In this case, it's a group of seven (later eight) impossibly attractive teenagers from the small coastal town of Wirrawee. They appear to have been hand-picked from a glamour-mag photo shoot (except for the brainy girl, the movie's answer to "Scooby Doo's" Thelma), but this time they're not spelunking and being eaten by cave-dwelling freakazoids. Instead they're hiking in a remote, breathtakingly beautiful Australian forest nicknamed "Hell," unaware that their homes, families and futures have been torn apart by a sudden, violent invasion of mysterious military forces.
Based on John Marsden's popular "Tomorrow" series of Australian young-adult novels, "Tomorrow When the War Began" is essentially a World War III thriller for the "Twilight" crowd, in which our fashionable, ridiculously outnumbered heroes instantly develop amazing survival skills and rise up to fight the enemy. That includes the laid-back stoner who joins them later. Enemy invasion? Dude, what a buzzkill.

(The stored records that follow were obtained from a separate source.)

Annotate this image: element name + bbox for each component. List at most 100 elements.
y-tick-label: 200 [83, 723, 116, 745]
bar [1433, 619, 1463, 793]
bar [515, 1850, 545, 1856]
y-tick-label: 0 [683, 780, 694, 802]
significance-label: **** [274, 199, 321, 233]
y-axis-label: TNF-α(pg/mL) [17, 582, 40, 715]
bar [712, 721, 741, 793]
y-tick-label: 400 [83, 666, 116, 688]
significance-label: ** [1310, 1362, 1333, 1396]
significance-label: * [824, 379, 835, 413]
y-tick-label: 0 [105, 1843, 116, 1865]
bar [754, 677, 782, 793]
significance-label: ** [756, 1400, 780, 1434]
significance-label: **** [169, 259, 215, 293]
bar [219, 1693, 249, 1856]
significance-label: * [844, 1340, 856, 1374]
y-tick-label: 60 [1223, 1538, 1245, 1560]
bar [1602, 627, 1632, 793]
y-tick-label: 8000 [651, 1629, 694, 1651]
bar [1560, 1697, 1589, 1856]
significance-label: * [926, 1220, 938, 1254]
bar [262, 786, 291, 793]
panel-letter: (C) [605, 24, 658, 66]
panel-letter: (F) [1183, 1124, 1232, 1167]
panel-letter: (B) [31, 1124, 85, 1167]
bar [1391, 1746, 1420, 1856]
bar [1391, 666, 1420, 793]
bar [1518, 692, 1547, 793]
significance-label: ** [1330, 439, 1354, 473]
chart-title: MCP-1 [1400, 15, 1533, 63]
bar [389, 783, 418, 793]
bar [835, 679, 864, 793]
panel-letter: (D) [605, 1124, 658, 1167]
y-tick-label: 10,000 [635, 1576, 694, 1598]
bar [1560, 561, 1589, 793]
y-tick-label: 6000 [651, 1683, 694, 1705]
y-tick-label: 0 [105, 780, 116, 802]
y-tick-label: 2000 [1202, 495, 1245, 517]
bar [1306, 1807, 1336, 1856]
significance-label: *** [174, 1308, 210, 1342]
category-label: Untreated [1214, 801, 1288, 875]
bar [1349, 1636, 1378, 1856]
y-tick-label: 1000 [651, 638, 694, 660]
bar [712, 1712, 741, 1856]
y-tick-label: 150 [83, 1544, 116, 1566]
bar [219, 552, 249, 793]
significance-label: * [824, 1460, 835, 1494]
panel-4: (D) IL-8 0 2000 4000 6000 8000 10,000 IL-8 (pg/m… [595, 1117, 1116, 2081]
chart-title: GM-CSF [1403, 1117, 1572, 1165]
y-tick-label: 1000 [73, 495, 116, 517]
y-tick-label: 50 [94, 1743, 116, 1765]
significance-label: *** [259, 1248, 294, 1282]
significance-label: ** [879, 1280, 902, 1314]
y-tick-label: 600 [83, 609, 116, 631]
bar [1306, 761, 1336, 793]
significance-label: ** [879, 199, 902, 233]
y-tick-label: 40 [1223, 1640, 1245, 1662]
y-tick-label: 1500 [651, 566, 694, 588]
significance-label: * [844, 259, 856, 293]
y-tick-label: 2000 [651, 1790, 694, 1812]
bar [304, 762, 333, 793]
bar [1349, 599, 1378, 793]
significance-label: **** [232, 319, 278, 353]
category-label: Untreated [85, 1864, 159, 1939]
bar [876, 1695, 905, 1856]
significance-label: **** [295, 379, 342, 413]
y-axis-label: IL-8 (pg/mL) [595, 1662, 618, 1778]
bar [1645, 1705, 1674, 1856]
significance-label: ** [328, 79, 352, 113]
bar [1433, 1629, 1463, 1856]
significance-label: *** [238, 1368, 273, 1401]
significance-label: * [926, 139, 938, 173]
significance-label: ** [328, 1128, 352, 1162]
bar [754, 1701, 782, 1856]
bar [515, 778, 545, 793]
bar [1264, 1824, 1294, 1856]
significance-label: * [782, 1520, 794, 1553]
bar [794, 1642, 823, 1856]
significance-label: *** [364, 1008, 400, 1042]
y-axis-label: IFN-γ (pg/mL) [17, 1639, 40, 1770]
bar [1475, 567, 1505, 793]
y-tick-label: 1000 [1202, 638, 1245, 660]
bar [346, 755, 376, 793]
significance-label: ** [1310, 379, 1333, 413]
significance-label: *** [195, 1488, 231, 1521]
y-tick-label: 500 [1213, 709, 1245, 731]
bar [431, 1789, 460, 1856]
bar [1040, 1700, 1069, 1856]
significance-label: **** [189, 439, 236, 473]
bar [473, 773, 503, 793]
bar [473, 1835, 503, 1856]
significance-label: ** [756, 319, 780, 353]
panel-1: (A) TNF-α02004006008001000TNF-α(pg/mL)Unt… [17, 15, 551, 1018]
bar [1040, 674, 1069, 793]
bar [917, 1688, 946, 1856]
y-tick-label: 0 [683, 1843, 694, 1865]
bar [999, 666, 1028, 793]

After writing a string of high-profile screenplays, including Michael Mann's "Collateral" and "G.I. Joe: The Rise of Cobra," first-time director Stuart Beattie delivers a few knockout action sequences that are refreshingly devoid of computer-generated enhancements, but his lazy, frustratingly unintelligent script is a marvel of narrative ineptitude. Loaded with convenient shortcuts and unanswered questions (perhaps to make room for sequels?), it's a mess of uninteresting mayhem that plays like the lackluster pilot of a formulaic TV series.
The kids are appealing enough as they enjoy their preinvasion bonding, but as Beattie pushes them through a series of increasingly unconvincing battle scenarios, you have to wonder if he believes his own movie. If so, he's either in denial or very gullible.